Who is this presentation for?

  • Architects and analysts

Prerequisite knowledge

  • A basic understanding of SQL and cloud principles

What you'll learn

  • Learn best practices for deploying Hadoop-based BI and SQL analytics in the cloud


Today, Hadoop is deployed on-premises and in the public cloud, with public cloud becoming increasingly more prevalent. The cloud provides some unique abilities, including on-demand infrastructure, cluster elasticity, persisted globally available object storage, and pay-for-use pricing, which enables even more flexible and cost-efficient deployment options for BI and SQL analytic users of Impala but brings in new challenges that need to be carefully considered to achieve optimal outcome.

Henry Robinson and Alex Gutow explain how to best take advantage of the flexibility and cost-effectiveness of the cloud with your BI and SQL analytic workloads using Apache Hadoop and Apache Impala (incubating) to provide the same great functionality, partner ecosystem, and flexibility of on-premises deployments.
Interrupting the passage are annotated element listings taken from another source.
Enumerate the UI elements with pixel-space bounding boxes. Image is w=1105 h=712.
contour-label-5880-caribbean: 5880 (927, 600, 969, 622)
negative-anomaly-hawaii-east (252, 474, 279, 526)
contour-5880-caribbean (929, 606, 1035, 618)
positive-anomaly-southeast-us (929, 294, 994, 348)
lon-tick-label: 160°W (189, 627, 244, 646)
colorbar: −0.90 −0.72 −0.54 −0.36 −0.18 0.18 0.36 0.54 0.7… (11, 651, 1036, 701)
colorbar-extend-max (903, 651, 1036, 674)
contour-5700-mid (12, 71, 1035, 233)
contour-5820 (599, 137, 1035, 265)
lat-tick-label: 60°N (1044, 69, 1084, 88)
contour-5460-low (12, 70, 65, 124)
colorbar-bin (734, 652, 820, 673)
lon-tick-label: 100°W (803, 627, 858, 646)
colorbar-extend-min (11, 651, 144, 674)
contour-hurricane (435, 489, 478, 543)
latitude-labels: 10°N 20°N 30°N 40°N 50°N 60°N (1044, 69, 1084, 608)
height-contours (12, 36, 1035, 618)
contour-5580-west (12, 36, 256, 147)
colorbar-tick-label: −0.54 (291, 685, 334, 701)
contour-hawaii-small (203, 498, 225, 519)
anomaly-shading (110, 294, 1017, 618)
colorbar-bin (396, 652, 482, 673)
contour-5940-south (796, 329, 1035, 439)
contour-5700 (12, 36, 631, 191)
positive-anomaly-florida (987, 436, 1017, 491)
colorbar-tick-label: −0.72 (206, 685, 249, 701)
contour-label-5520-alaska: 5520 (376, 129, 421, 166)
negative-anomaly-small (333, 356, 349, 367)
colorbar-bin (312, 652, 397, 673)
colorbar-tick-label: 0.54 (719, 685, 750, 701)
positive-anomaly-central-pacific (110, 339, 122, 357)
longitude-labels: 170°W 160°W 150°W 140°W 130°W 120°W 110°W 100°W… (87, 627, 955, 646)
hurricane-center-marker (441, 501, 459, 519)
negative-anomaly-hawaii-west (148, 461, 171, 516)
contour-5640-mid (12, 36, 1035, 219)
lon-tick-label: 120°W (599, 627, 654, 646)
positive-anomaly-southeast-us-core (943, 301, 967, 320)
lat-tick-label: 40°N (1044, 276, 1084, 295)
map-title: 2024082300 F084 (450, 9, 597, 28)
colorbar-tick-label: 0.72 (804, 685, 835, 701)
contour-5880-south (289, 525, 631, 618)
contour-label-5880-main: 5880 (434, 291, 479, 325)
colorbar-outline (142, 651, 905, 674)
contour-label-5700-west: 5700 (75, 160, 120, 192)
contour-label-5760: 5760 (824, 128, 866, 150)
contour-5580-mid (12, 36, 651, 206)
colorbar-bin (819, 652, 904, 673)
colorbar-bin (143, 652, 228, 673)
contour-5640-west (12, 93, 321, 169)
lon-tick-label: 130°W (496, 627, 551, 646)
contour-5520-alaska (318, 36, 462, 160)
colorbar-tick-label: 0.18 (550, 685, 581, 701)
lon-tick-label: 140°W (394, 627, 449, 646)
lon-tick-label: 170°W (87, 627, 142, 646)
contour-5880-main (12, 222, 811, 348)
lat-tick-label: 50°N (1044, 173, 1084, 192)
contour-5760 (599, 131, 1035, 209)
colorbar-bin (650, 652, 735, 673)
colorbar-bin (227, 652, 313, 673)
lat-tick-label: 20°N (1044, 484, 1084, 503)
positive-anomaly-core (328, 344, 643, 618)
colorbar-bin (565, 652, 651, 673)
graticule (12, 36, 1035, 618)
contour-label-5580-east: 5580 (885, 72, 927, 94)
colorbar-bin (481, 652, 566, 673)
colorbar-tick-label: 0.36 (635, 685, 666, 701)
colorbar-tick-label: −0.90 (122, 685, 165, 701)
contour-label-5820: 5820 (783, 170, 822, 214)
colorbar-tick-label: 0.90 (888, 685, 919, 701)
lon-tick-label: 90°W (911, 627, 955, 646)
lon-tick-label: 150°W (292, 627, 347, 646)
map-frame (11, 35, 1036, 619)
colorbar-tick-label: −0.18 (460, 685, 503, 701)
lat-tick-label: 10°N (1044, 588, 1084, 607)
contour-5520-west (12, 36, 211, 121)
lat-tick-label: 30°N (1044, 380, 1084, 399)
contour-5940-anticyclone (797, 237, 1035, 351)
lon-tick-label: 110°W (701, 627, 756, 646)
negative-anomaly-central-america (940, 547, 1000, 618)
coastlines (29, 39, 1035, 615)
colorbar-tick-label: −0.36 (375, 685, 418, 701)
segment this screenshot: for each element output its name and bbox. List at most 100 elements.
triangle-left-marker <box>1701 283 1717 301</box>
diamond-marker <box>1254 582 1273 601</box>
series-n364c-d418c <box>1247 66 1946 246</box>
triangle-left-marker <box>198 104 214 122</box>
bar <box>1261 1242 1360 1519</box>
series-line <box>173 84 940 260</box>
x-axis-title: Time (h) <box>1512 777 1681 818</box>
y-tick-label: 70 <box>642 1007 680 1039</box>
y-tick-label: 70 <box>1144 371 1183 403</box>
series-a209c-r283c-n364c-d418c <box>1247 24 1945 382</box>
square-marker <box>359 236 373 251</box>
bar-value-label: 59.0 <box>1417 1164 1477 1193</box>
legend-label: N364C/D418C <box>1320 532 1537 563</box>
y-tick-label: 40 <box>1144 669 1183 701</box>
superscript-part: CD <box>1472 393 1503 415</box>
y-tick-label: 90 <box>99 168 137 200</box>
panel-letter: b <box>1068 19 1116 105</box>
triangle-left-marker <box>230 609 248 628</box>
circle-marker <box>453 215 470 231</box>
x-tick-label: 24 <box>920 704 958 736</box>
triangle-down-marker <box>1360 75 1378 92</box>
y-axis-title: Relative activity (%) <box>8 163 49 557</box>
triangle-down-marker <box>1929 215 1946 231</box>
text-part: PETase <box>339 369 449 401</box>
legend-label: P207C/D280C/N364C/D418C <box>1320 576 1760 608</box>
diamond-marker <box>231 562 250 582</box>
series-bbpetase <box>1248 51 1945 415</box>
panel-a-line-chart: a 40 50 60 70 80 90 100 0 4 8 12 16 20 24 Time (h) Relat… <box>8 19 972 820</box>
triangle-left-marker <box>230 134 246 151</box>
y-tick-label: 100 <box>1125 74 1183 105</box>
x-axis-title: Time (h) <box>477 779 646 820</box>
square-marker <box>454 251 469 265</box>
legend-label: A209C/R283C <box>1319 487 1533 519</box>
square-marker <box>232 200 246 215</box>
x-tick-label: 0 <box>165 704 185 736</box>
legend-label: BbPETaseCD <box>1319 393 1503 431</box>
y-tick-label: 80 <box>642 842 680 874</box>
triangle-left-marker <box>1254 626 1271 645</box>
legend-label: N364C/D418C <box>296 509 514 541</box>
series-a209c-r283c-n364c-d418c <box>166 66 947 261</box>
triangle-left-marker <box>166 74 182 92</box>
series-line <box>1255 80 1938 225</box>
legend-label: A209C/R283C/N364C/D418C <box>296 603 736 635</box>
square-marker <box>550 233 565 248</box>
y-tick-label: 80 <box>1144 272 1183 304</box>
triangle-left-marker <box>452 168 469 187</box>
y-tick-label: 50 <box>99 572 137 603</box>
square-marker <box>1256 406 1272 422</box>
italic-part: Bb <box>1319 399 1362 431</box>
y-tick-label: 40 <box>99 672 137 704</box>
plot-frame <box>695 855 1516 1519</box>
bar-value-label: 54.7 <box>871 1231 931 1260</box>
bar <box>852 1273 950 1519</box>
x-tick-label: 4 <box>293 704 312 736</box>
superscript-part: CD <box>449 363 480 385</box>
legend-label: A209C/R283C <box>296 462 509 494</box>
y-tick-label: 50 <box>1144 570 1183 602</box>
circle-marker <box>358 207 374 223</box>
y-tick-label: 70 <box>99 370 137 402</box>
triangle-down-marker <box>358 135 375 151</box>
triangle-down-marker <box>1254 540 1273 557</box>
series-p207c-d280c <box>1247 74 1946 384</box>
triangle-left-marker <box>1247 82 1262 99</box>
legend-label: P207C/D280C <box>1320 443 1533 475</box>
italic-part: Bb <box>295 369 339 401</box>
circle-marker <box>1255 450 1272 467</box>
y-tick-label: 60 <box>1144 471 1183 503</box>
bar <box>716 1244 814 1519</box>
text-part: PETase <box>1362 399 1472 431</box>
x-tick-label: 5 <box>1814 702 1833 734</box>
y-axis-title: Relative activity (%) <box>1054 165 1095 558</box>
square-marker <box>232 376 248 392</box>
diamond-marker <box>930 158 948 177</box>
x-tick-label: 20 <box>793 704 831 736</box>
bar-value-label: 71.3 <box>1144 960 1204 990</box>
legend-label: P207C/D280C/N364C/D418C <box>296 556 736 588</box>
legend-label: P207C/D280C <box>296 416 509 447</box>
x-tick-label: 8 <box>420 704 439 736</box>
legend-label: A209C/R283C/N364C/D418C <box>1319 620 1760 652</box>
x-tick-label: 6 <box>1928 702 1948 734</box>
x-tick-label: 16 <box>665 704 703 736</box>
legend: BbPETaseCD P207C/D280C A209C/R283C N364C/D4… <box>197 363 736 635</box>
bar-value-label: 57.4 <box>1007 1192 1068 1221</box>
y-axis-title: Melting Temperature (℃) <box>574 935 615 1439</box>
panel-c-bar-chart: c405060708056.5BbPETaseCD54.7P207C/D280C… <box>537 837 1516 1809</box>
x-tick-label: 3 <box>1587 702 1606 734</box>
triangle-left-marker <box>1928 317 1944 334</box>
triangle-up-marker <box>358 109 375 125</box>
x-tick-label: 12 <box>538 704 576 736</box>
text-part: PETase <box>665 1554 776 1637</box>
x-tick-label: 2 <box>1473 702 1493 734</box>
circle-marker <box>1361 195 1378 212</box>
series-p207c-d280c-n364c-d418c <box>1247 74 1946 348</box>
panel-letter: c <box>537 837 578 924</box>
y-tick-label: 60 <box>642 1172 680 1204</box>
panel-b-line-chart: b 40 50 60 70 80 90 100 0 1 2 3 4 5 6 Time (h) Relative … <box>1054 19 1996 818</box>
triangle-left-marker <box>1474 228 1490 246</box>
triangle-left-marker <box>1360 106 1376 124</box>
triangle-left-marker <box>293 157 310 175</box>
Henry and Alex cover the architectural considerations, best practices, tuning, and functionality available when deploying or migrating BI and SQL analytic workloads to the cloud.

Topics include:

  • On-premises versus the cloud: What’s the same and what’s different
  • What kind of instance types to consider for best performance
  • How Impala can read/write on cloud-based object storage (S3)
  • How to understand workloads in terms transient, hybrid, and permanent cloud clusters and what workloads are cost effective to run on the cloud versus on-premises
  • Tuning and best practices for storage and instance choices that will help you effectively architect Impala clusters
  • BI and SQL analytics with Hadoop in the cloud
  • How Impala performs in the cloud compared to alternatives
  • The roadmap for what’s next
Photo of Henry Robinson

Henry Robinson


Henry Robinson is a software engineer at Cloudera. For the past few years, he has worked on Apache Impala, an SQL query engine for data stored in Apache Hadoop, and leads the scalability effort to bring Impala to clusters of thousands of nodes. Henry’s main interest is in distributed systems. He is a PMC member for the Apache ZooKeeper, Apache Flume, and Apache Impala open source projects.

Photo of Alex Gutow

Alex Gutow


Alex Gutow is senior product marketing manager at Cloudera, where she focuses on the analytic database platform solution and technologies. Previously, she managed technical marketing and PR for Basho Technologies and managed consumer and enterprise marketing for Truaxis, a Mastercard company. Alex holds a BS in marketing and a BA in psychology from Carnegie Mellon University.